Articles
17 February 2021

US: Steady Fed - Not taper ready

The FOMC minutes did help glean a bit more on Fed thinking, but in a way these are minutes from an economy that was not running as hot as the one we see pushing through the gears now. The Fed is calm in the face of inflation upside, and no taper signals as of yet. Until there are much clearer signs that the Fed is prepared to take its foot off the accelerator, we believe the current dollar rally is a bear market correction and that it does not need to push too much further ahead 

The FOMC minutes - Leaves the back end unprotected from inflation risks ahead

The central tenet from the Fed's minutes is no material change in tone – still dovish. At the same time the Fed has nodded approval for the December stimulus, and on the likely positives coming from vaccine effects on the economy in due course. The Fed has shown no panic on inflation as of yet, acknowledging the likelihood for a “spring jump”, but also noting that the economy is far from where it needs to be. There is also no material evidence that the Fed is considering a near-term tapering, with conditions not likely to be met for some time, they suggest.

Not a whole lot for bonds to get excited about here. But at the margin there is a strong tint of a Fed that is indeed likely to take some inflation risk ahead, not seeing it as worrisome at this juncture, which reduces protection for long end rates, and should allow them to test higher. The impact effect has seen the 2yr ease lower in yield, acknowledging the ongoing dovish signal from the Fed. Longer tenor rates are showing a tendency to edge higher. Back end protection from the Federal Reserve is minimal at this juncture, even with a pop in inflation and a better economy.

At the margin there is a strong tint of a Fed that is indeed likely to take some inflation risk ahead, not seeing it as worrisome at this juncture, which reduces protection for long end rates, and should allow them to test higher.

There was an interesting reference to front end liquidity conditions. The Fed noted that reserves were projected to rise rapidly through the summer reflecting the ongoing QE program, but also the Treasury choosing to spend chunks of the $1.7bn sitting on the Fed's balance sheet. Our note is that this will add liquidity to the system, placing downward pressure on money market rates. The Fed alludes to the rate on excess reserves (IOER) and repo as a means to ensuring that the effective funds rate remains above zero.

This, in fact, is code for a potential IOER rate hike. Such a move would be purely technical, but is added evidence of the need for more work to control the excess of liquidity in the system.

FX: Minutes provide no fuel to the dollar rally

The dollar headed into the release of these January FOMC minutes on the strong side. The strong January US retail sales release earlier in the day had been the driving factor and a market running core short dollar positions was bracing for some fresh input from the Fed.

But we think dollar bulls will struggle to find much from the FOMC minutes to support their cause. True, the Fed had more confidence in the medium-term outlook based on vaccine progress. But there were no signs of the Fed, at this stage, being concerned about the economy running too hot.
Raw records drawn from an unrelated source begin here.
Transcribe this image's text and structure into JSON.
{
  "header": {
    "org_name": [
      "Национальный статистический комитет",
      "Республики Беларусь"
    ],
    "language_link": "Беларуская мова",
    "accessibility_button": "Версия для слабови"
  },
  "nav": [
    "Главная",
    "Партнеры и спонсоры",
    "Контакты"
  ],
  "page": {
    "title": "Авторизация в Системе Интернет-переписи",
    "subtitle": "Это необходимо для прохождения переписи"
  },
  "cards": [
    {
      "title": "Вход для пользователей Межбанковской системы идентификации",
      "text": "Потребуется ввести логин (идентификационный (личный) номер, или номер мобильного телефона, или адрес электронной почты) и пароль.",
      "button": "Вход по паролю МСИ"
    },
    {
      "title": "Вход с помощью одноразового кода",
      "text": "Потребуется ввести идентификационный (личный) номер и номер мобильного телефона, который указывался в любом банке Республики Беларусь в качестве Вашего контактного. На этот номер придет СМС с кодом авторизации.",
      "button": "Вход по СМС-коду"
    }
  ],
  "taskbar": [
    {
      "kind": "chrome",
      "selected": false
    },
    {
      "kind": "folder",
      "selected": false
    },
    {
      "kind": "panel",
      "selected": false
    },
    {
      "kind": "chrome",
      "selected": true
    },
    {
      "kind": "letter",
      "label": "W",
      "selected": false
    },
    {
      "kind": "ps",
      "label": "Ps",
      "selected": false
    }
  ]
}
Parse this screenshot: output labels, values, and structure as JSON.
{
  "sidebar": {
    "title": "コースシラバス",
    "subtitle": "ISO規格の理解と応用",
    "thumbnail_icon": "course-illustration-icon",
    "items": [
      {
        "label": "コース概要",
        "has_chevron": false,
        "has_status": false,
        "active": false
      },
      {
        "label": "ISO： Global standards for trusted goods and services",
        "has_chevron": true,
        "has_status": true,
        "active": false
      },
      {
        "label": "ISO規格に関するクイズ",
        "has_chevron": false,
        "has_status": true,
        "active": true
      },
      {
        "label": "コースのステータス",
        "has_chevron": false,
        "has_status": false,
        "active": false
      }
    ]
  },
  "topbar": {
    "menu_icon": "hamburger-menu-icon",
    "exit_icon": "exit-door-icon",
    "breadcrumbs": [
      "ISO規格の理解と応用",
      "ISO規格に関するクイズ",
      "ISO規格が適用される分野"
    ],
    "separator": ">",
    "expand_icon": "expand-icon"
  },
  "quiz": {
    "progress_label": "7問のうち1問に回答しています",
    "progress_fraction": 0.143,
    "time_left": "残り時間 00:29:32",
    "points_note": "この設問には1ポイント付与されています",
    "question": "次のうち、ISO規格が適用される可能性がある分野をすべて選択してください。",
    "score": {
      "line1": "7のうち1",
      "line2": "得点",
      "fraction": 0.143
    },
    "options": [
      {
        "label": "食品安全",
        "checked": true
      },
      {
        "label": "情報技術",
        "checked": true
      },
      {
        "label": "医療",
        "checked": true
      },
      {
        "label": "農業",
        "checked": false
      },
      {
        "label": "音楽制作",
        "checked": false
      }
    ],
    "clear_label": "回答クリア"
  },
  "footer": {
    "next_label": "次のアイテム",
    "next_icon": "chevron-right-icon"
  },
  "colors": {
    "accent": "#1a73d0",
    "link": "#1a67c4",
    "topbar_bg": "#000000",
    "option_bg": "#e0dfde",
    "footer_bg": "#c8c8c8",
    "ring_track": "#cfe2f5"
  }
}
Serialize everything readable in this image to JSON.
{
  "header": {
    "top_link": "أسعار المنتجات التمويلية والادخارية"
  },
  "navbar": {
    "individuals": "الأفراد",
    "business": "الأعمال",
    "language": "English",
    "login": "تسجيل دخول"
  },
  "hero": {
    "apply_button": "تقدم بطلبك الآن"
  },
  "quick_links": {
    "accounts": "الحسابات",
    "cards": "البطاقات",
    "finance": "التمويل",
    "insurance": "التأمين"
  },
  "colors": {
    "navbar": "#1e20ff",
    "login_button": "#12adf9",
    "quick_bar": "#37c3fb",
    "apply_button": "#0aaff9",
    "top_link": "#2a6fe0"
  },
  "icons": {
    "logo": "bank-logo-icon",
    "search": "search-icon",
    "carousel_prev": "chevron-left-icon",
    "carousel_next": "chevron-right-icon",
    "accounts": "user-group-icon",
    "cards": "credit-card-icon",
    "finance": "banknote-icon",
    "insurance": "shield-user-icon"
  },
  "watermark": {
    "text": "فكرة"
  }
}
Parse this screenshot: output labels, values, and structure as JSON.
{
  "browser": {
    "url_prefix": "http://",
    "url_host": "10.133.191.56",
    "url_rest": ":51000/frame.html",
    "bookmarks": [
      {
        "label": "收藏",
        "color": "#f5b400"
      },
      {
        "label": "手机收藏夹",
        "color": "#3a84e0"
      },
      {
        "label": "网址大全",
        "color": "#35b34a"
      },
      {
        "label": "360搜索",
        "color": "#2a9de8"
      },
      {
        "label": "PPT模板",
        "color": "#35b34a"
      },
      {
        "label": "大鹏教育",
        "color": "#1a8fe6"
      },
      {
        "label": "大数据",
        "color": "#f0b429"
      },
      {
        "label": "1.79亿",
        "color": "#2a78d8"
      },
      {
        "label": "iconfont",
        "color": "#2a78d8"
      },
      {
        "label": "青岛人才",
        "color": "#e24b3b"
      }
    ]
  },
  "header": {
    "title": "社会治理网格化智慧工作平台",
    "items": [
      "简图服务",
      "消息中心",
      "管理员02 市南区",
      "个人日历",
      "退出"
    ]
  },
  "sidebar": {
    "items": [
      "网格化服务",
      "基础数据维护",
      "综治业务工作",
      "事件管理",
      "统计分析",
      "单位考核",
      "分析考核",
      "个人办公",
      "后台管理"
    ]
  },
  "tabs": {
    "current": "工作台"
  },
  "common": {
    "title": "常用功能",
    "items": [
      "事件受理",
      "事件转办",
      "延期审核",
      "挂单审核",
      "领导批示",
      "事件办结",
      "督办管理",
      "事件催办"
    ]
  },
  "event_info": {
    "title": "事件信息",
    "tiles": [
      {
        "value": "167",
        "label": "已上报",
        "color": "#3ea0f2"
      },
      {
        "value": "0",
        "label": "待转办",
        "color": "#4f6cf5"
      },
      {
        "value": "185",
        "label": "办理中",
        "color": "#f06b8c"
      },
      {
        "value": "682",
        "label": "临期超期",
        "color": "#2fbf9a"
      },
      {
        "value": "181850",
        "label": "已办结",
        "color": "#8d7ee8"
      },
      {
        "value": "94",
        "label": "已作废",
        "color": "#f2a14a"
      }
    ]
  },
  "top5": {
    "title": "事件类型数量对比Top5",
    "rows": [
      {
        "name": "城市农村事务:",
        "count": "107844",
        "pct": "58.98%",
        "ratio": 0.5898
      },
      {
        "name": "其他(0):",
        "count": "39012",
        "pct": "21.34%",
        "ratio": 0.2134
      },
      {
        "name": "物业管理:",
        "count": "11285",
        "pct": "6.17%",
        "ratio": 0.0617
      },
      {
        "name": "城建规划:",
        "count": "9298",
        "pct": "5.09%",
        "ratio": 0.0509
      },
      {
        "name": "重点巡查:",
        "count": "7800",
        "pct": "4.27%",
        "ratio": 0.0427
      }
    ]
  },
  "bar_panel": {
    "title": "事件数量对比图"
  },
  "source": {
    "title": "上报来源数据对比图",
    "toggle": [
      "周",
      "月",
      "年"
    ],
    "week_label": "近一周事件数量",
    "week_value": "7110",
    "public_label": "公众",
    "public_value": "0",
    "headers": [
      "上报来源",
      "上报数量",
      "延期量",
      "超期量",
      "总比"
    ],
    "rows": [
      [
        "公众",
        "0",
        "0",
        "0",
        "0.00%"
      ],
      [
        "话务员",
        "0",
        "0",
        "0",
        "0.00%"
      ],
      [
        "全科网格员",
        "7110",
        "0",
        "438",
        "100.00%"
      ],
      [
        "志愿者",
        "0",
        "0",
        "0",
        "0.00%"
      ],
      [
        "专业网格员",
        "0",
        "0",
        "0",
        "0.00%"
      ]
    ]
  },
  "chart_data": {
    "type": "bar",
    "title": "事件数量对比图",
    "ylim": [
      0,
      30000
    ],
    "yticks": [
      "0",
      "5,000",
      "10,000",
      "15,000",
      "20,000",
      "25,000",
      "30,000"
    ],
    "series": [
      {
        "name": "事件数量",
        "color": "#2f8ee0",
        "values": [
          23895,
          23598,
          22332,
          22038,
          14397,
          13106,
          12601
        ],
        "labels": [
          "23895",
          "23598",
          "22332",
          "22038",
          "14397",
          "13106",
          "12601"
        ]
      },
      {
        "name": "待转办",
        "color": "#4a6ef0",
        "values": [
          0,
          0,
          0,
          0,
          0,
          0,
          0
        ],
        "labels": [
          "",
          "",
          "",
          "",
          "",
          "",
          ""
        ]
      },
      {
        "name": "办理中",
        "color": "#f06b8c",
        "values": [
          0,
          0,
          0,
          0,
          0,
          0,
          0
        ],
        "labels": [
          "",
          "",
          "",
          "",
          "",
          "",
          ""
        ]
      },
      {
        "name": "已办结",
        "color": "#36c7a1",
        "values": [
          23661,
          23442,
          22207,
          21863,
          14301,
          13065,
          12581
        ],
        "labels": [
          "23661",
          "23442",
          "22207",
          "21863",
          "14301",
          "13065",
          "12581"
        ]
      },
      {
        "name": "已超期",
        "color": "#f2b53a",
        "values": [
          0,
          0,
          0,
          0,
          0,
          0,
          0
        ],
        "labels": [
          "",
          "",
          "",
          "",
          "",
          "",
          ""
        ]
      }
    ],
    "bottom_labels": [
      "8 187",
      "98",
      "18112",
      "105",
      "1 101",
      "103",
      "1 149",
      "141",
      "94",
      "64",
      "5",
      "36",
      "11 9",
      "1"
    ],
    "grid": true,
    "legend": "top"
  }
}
And it looks like the Fed was already preparing for the communication challenge of inflation pushing above 2% in 2Q21. Here ‘participants emphasized that it was important to abstract from temporary factors affecting inflation – such as low past levels of prices dropping out of measures of annual price changes or relative price increases in some sectors brought about by supply constraints or disruptions – in judging whether inflation was on track to moderately exceed 2 percent for some time.’

We think dollar bulls will struggle to find much from the FOMC minutes to support their cause

Until there are much clearer signs that the Fed is prepared to take its foot off the accelerator, we believe the current dollar rally is a bear market correction and that it does not need to push too much further ahead.

Indeed, the performance of EM currencies this year – where many EM high yielders have even matched the dollar advance – is impressive. We therefore suspect that many investors will take advantage of any near term dip in cyclical currencies, including the EUR, and position for an advance against the dollar resuming in 2Q21, when further evidence of vaccine rollouts and lockdown unwinds emerge.

Although the minutes come after a run of strong data, a consistent theme in recent weeks

The FOMC minutes came against a backdrop of an exceptionally strong retail sales number – up 6% in January; that's practically an annual change in one month. A typical monthly rise would be in the region of 0.4% (includes inflation). The big driver was low income households, indicative of the real effects of the December stimulus. It shows how important such stimulus has been both to the US economy, and to the households in question that were forced to hold back in December. We also had the latest producer price inflation reading for January, which showed core producer prices at 2% above last year. Not only was this double the Street estimate, but in a flash we have a 2% pipeline inflation economy; no sign of deflation here.

The FOMC minutes did help glean a bit more on Fed thinking, but in a way these are minutes from an economy that was not running as hot as the one we see pushing through the gears now. The US 10yr could have used these data as an excuse to push on higher. But, as we have noted in the past day or so, there has been a decent enough move to the upside over the past week. Too fast too quick would be unsettling for risk assets, risking a self-correction for bonds.